La preoccupazione principale è che una serie di mestieri, svolti tipicamente dalle persone, possano essere completamente sostituiti dalle nuove tecnologie. Non si parla solo dei lavori tipicamente manifatturieri, ma, andando ad analizzare più in profondità le dinamiche dei Big Data e della digitalizzazione, si comprende come verranno impattate anche attività lavorative di livello medio-alto.
La quarta rivoluzione industriale
Secondo il recentissimo report “The Future of the Jobs” presentato in occasione del World Economic Forum, entro il 2020 vi sarà una perdita di 7 milioni di posti di lavoro in 15 economie, poco compensata dalla creazione di nuovi posti per effetto della quarta rivoluzione industriale, che si stima creerà 2 milioni di posti di lavoro: saldo globale negativo quindi con 5 milioni in meno di posti di lavoro, soprattutto nelle mansioni amministrative e impiegatizie. Significativo è un altro dato riportato nella ricerca che riguarda i bambini che oggi entrano nell’istruzione primaria: circa il 65% di essi da adulti faranno un lavoro che oggi non esiste, sulla spinta di motori tecnologici che influenzeranno sempre di più le economie, come cloud, Internet of Things, robotica, trasporti automatizzati e stampe 3D.
Piuttosto che cavalcare l’allarmismo, le aziende e le risorse umane che le compongono, dovrebbero cogliere l’opportunità per riflettere in anticipo sui ruoli aziendali, sulle competenze personali e sui fabbisogni formativi innescati dal cambiamento digitale, delineando nuove professionalità che non coinvolgono solo la direzione IT o le imprese tecnologiche, ma tutti i settori e funzioni aziendali che impongono un ripensamento dei processi e servizi.
Elenchiamo alcuni esempi delle nuove figure professionali che verranno maggiormente introdotte in azienda nel corso dei prossimi anni:
- Chief Innovation Officer, una figura di alto profilo che ha il compito di proporre modelli innovativi nei processi aziendali, affinché l’impresa sappia cogliere tutti i benefici della rivoluzione digitale.

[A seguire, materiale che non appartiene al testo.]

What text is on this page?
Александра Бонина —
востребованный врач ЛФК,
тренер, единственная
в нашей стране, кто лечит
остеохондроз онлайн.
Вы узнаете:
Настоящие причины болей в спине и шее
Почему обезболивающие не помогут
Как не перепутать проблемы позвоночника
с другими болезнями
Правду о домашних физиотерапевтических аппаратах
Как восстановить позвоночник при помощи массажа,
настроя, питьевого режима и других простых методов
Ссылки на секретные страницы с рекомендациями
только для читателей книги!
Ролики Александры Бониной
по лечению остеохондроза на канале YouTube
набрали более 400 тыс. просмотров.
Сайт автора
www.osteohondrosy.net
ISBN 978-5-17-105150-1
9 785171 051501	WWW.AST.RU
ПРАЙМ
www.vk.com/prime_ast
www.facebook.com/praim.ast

Da distinguere dal Chief Digital Officer, che deve essere capace di sovraintendere e coordinare tra loro tutte le funzioni dell’azienda che interagiscono con il mondo dei canali digitali, dai social network ai dispositivi mobili, dalle piattaforme di commercio elettronico ai sistemi informativi interni.
- Chief Security Officer, deputato alla protezione della sicurezza delle informazioni e dei sistemi dell’azienda. Se si considerano le informazioni come il primo e più importante patrimonio dell’azienda e delle sue strategie di business, la centralità di della protezione dei sistemi informativi non riguarda solo il lato tecnico, ma anche l’insieme di misure di sicurezza da adottare a tutela dei dati. In questo senso, il Data Protection Officer è l’altro profilo preposto alla sicurezza dei dati aziendali, probabilmente reso obbligatorio per le aziende dall’imminente entrata in vigore del Regolamento Europeo sulla protezione dei dati.

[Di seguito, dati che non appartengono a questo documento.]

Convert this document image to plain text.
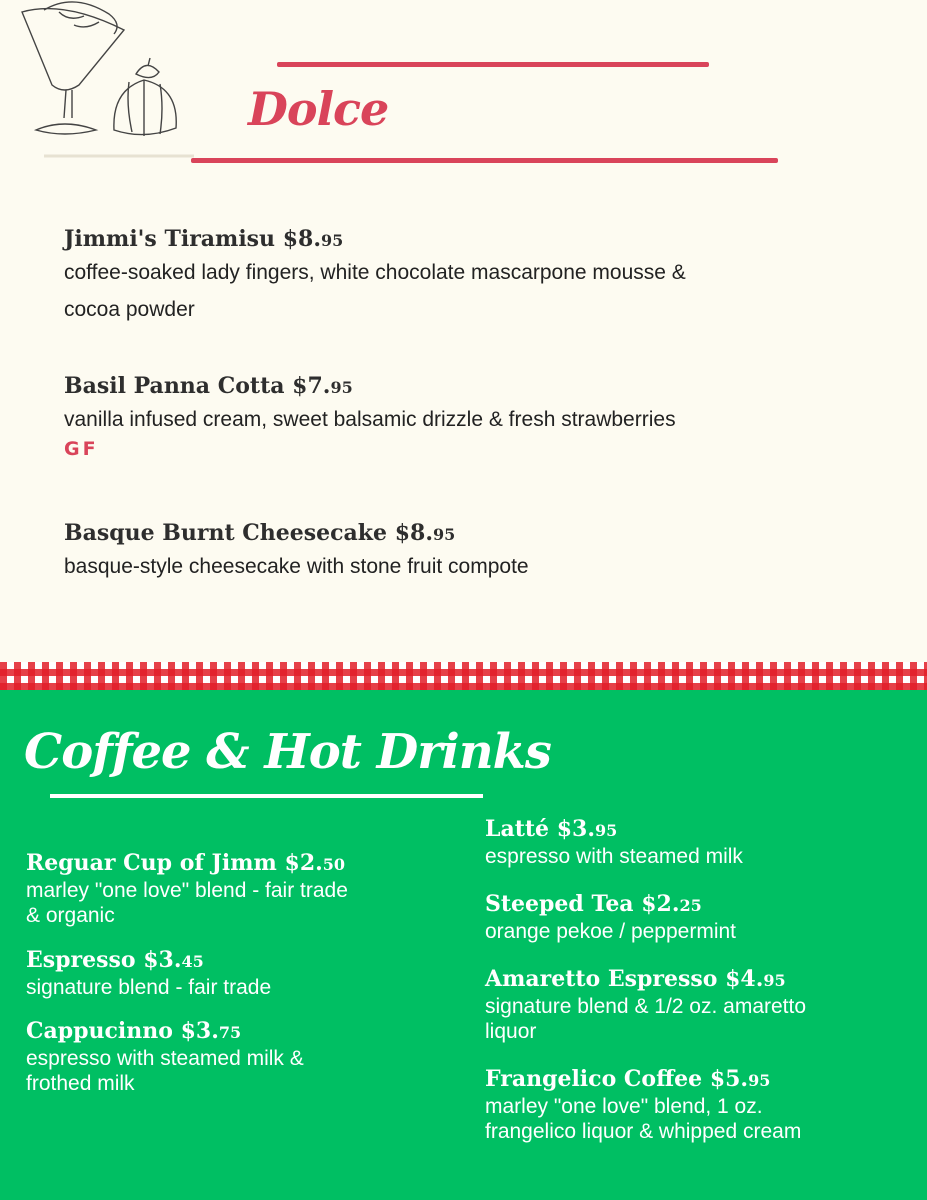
Dolce
Jimmi's Tiramisu $8.95
coffee-soaked lady fingers, white chocolate mascarpone mousse &
cocoa powder
Basil Panna Cotta $7.95
vanilla infused cream, sweet balsamic drizzle & fresh strawberries
GF
Basque Burnt Cheesecake $8.95
basque-style cheesecake with stone fruit compote
Coffee & Hot Drinks
Reguar Cup of Jimm $2.50
marley "one love" blend - fair trade
& organic
Espresso $3.45
signature blend - fair trade
Cappucinno $3.75
espresso with steamed milk &
frothed milk
Latté $3.95
espresso with steamed milk
Steeped Tea $2.25
orange pekoe / peppermint
Amaretto Espresso $4.95
signature blend & 1/2 oz. amaretto
liquor
Frangelico Coffee $5.95
marley "one love" blend, 1 oz.
frangelico liquor & whipped cream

- Sempre in riferimento alla rivoluzione dei dati è la figura del Data Scientist, che è in grado di leggere i trend socioculturali, elaborare fonti di dati, interpretare le informazioni e darne traduzione a livello di impatti di business. Dovrà possedere diverse competenze in ambito tecnologico (flusso dei dati e identificazione dei problemi), marketing (statistica e data mining in particolare), nonché capacità comunicative e di management. Copre trasversalmente tutti i reparti di un’azienda, trasformando i dati in informazioni comprensibili affinché le strategie da assumere siano chiare per i vertici dell’azienda.
- L’impatto maggiore è sul marketing e sull’importanza che questo settore assume per la competitività delle imprese che vogliono sfruttare l’economia basata su internet. Il Digital Marketing Manager ha il compito di gestire e ottimizzare le interazioni digitali con clienti e prospect attraverso i canali social, web e Mobile. Il Digital Media Specialist e il Social Media Manager progettano, gestiscono e spingono l’azienda nelle soluzioni digitali innovative. Infine, la tendenza dei settori retail ad integrare i dati della clientela, uniformando la relazione in tutti i canali (omni-channel marketing), porta le aziende a massimizzare l’efficacia con l’eCRM & Profiling Manager, in grado di presidiare il sistema di Customer Relationship Management. Tra le competenze tecniche alla base di questo profilo ci sono le tecniche di segmentazione della clientela e di analisi del customer portfolio.
La Formazione: perno del cambiamento
Perno del cambiamento e della cultura digitale è la formazione: le aziende devono mappare le competenze presenti in azienda, fare piani di sviluppo formativo impegnandosi nel re-training e reclutare le nuove risorse in linea con le tendenze digitali, per rincorrere l’evoluzione in atto. Dal canto loro, i lavoratori non possono rilegare la formazione ad un mero adempimento da inserire tra gli impegni operativi, ma dovrebbero rapportarsi all’aula con approccio proattivo e strategico, per se stessi e per il proprio ruolo in azienda.
La formazione e la condivisione di informazioni digitali è un tratto distintivo delle società definite “Digital Leaders”: non solo hanno saputo riconoscere ed investire nell’innovazione, ma hanno aperto la conoscenza di questo tema a tutti i livelli d’impresa, stabilendo nuove gerarchie e priorità. All’interno di queste aziende, il CIO è il primo referente in grado di diffondere in azienda la conoscenza dei digital trends, diventando un coach per i colleghi, trasversalmente all’area di appartenenza. Le innovazioni partono dal dipartimento IT, diffondendosi a tutti i rami aziendali, in un training ininterrotto che scardina anche i centri decisionali e di potere. Ma nessuna funzione aziendale è immune dalla trasformazione. Sui posti di lavoro creati dall’innovazione digitale vi è, specialmente in Italia, un forte divario tra domanda e offerta di lavoro, in quanto le aziende hanno difficoltà a reperire le professionalità desiderate e perfino a capire se c’è la possibilità di svilupparle internamente a partire dalle risorse già presenti in azienda.
Tutto quanto espresso non può prescindere da un impegno consapevole e convinto da parte del Top Management, che sfrutti uno stile di leadership 2.0 e abbandoni tutte le riserve mentali e preconcetti paralizzanti. La gestione dell’innovazione impone la riflessione su nuovi modelli di lavoro che tentino di assicurare alla leadership di raggiungere l’obiettivo del cambiamento senza inibire l’espressione e la creatività delle risorse. Facile a dirsi ma meno a realizzarsi se si pensa a quanto sia difficile esprimere idee potenzialmente dirompenti in organizzazioni estremamente strutturate e a quanto, il middle management, faccia fatica a confrontarsi con la Generazione Y (i nativi digitali) che sta lentamente entrando nelle aziende.
I leader più innovativi, in definitiva, sono quelli che riescono a circondarsi di collaboratori in grado di esprimere la propria creatività, liberi dalla paura di mettersi in discussione ed accettando le sfide poste dal cambiamento. Essere digitali è una condizione mentale più che anagrafica.